Mücevherden biraz uzakta ise taş bir sedir görülebiliyordu. İşte bu sedir de efsanelerde “Evi Gözeten Sedir” olarak geçen yapıydı. Ruhlar bu sediri geçtikten sonra Büyükanne Meng’in olduğu yere varıyorlardı.

 


Büyükanne Meng gayet normal görünüşlü, yaşlı bir nineydi. Elinde su dolu bir kase tutuyor ve yanına gelen her ruha bu kaseden bir ağız dolusu su içiriyordu.
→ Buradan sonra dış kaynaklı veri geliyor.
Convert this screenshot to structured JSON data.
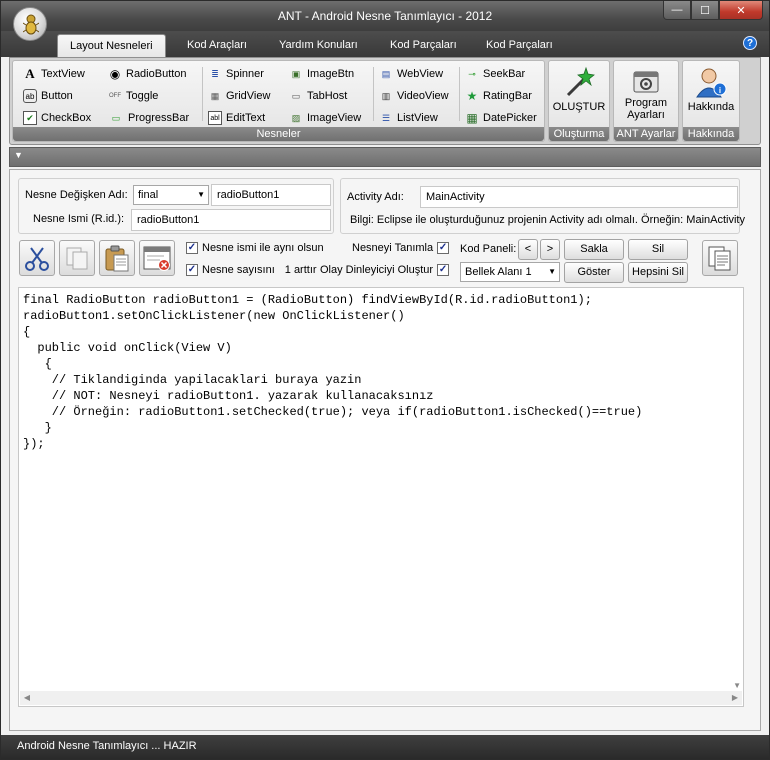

Suyu içen ruhlar aradan çok zaman geçmeden bir nevi trans haline giriyor ve bilinçsiz bir şekilde Büyükanne Meng’in arkasında bulunan altı tünelden birine doğru yürüyorlardı.

 


“Deva, Asura, Ölümlü, Hayvan, Preta Hayaleti, Cehennem...” dedi Ji Ning önündeki tünelleri gördükten sonra.

 


“İçmeyeceğim, içmeyeceğim, unutmak istemiyorum, unutmak istemiyo…”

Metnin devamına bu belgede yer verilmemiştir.